Bediüzzaman: Şark husumeti, İslâm inkişafını boğuyordu zâil oldu, garp husumeti bâki kalmalı
Zira düşmanın düşmanı, düşman kaldıkça dosttur. Nasıl ki, düşmanın dostu, dost kaldıkça düşmandır.
(Bediüzzaman Said Nursi Hazretlerinin SÜNUHAT eserinden bölümler.)
Bismillahirrahmanirrahim
"Demek, biz mağlûbiyetle ikinci cereyana takıldık ki, mazlumların ve cumhurun cereyanıdır. Başkalarından yüzde seksen fakir ve mazlumsa, İslâmdan doksan, belki doksan beştir.
"Âlem-i İslâm şu ikinci cereyana karşı lâkayt veya muarız kalmakla hem istinatsız, hem bütün emeğini heder, hem onun istilâsıyla istihaleye mâruz kalmaktan ise, âkılâne davranıp onu İslâmî bir tarza çevirip, kendine hâdim kılmaktır.
Zira düşmanın düşmanı, düşman kaldıkça dosttur. Nasıl ki, düşmanın dostu, dost kaldıkça düşmandır.
"Şu iki cereyan birbirine zıt, hedefleri zıt, menfaatleri zıt olduğundan; birincisi dese "Öl!" diğeri diyecek "Diril!" Birinin menfaati zarar, ihtilâf, tedennî, zaaf, uyumamızı istilzam ettiği gibi; ötekinin menfaati dahi kuvvetimizi, ittihadımızı bizzarure iktiza eder.

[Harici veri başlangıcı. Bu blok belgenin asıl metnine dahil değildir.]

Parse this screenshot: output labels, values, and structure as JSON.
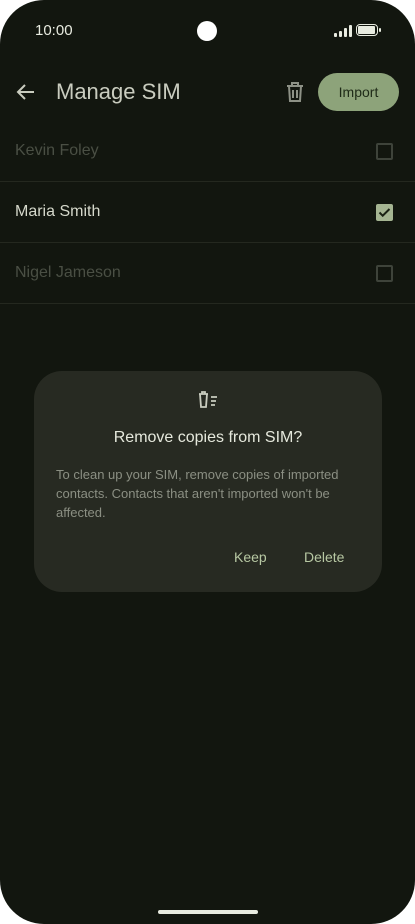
{
  "status_bar": {
    "time": "10:00"
  },
  "app_bar": {
    "title": "Manage SIM",
    "import_label": "Import"
  },
  "contacts": [
    {
      "name": "Kevin Foley",
      "checked": false
    },
    {
      "name": "Maria Smith",
      "checked": true
    },
    {
      "name": "Nigel Jameson",
      "checked": false
    }
  ],
  "dialog": {
    "title": "Remove copies from SIM?",
    "body": "To clean up your SIM, remove copies of imported contacts. Contacts that aren't imported won't be affected.",
    "keep_label": "Keep",
    "delete_label": "Delete"
  },
  "colors": {
    "background": "#12160f",
    "accent": "#8da37a",
    "dialog_surface": "#272a22"
  }
}
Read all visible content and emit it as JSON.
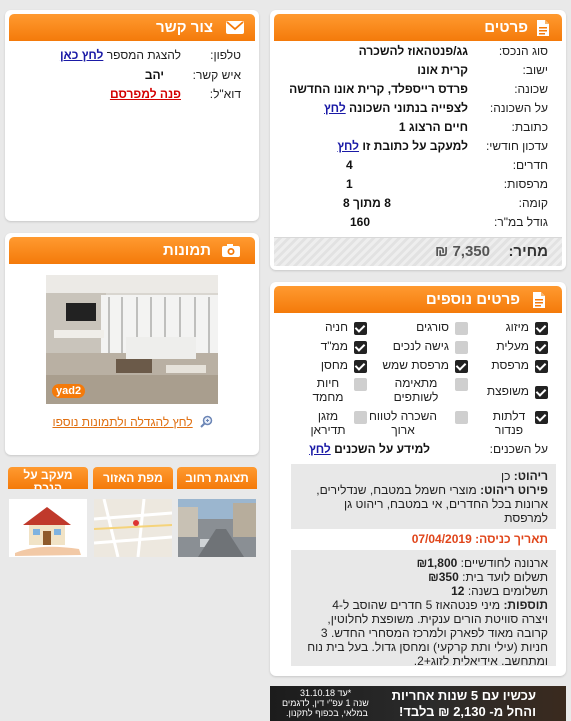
{
  "details": {
    "title": "פרטים",
    "rows": [
      {
        "label": "סוג הנכס:",
        "value": "גג/פנטהאוז להשכרה"
      },
      {
        "label": "ישוב:",
        "value": "קרית אונו"
      },
      {
        "label": "שכונה:",
        "value": "פרדס רייספלד, קרית אונו החדשה"
      },
      {
        "label": "על השכונה:",
        "value": "לצפייה בנתוני השכונה",
        "link": "לחץ"
      },
      {
        "label": "כתובת:",
        "value": "חיים הרצוג 1"
      },
      {
        "label": "עדכון חודשי:",
        "value": "למעקב על כתובת זו",
        "link": "לחץ"
      },
      {
        "label": "חדרים:",
        "value": "4"
      },
      {
        "label": "מרפסות:",
        "value": "1"
      },
      {
        "label": "קומה:",
        "value": "8 מתוך 8"
      },
      {
        "label": "גודל במ\"ר:",
        "value": "160"
      }
    ],
    "price_label": "מחיר:",
    "price_value": "7,350 ₪"
  },
  "contact": {
    "title": "צור קשר",
    "phone_label": "טלפון:",
    "phone_text": "להצגת המספר",
    "phone_link": "לחץ כאן",
    "person_label": "איש קשר:",
    "person_value": "יהב",
    "email_label": "דוא\"ל:",
    "email_link": "פנה למפרסם"
  },
  "photos": {
    "title": "תמונות",
    "watermark": "yad2",
    "more_link": "לחץ להגדלה ולתמונות נוספו"
  },
  "tabs": [
    {
      "label": "תצוגת רחוב"
    },
    {
      "label": "מפת האזור"
    },
    {
      "label": "מעקב על הנכס"
    }
  ],
  "extra": {
    "title": "פרטים נוספים",
    "features": [
      {
        "label": "מיזוג",
        "on": true
      },
      {
        "label": "סורגים",
        "on": false
      },
      {
        "label": "חניה",
        "on": true
      },
      {
        "label": "מעלית",
        "on": true
      },
      {
        "label": "גישה לנכים",
        "on": false
      },
      {
        "label": "ממ\"ד",
        "on": true
      },
      {
        "label": "מרפסת",
        "on": true
      },
      {
        "label": "מרפסת שמש",
        "on": true
      },
      {
        "label": "מחסן",
        "on": true
      },
      {
        "label": "משופצת",
        "on": true
      },
      {
        "label": "מתאימה לשותפים",
        "on": false
      },
      {
        "label": "חיות מחמד",
        "on": false
      },
      {
        "label": "דלתות פנדור",
        "on": true
      },
      {
        "label": "השכרה לטווח ארוך",
        "on": false
      },
      {
        "label": "מזגן תדיראן",
        "on": false
      }
    ],
    "neighbors_label": "על השכנים:",
    "neighbors_text": "למידע על השכנים",
    "neighbors_link": "לחץ"
  },
  "info": {
    "furniture_label": "ריהוט:",
    "furniture_value": "כן",
    "furniture_detail_label": "פירוט ריהוט:",
    "furniture_detail_value": "מוצרי חשמל במטבח, שנדלירים, ארונות בכל החדרים, אי במטבח, ריהוט גן למרפסת",
    "entry_label": "תאריך כניסה:",
    "entry_value": "07/04/2019",
    "arnona_label": "ארנונה לחודשיים:",
    "arnona_value": "₪1,800",
    "vaad_label": "תשלום לועד בית:",
    "vaad_value": "₪350",
    "payments_label": "תשלומים בשנה:",
    "payments_value": "12",
    "notes_label": "תוספות:",
    "notes_value": "מיני פנטהאוז 5 חדרים שהוסב ל-4 ויצרה סוויטת הורים ענקית. משופצת לחלוטין, קרובה מאוד לפארק ולמרכז המסחרי החדש. 3 חניות (עילי ותת קרקעי) ומחסן גדול. בעל בית נוח ומתחשב. אידיאלית לזוג+2."
  },
  "ad": {
    "line1": "עכשיו עם 5 שנות אחריות",
    "line2": "והחל מ- 2,130 ₪ בלבד!",
    "small1": "*עד 31.10.18",
    "small2": "שנה 1 עפ\"י דין, לדגמים",
    "small3": "במלאי, בכפוף לתקנון."
  },
  "colors": {
    "accent": "#f47a0a",
    "link": "#1a1aa6",
    "date": "#e0451a"
  }
}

"Şark husumeti, İslâm inkişafını boğuyordu; zâil oldu ve olmalı. Garp husumeti, İslâmın ittihadına, uhuvvetin inkişafına en müessir sebeptir; bâki kalmalı."
Birden o meclisten tasdik emareleri tezahür etti.
Dediler: "Evet, ümitvar olunuz. Şu istikbal inkılâbı içinde, en yüksek gür sada İslâmın sadası olacaktır!"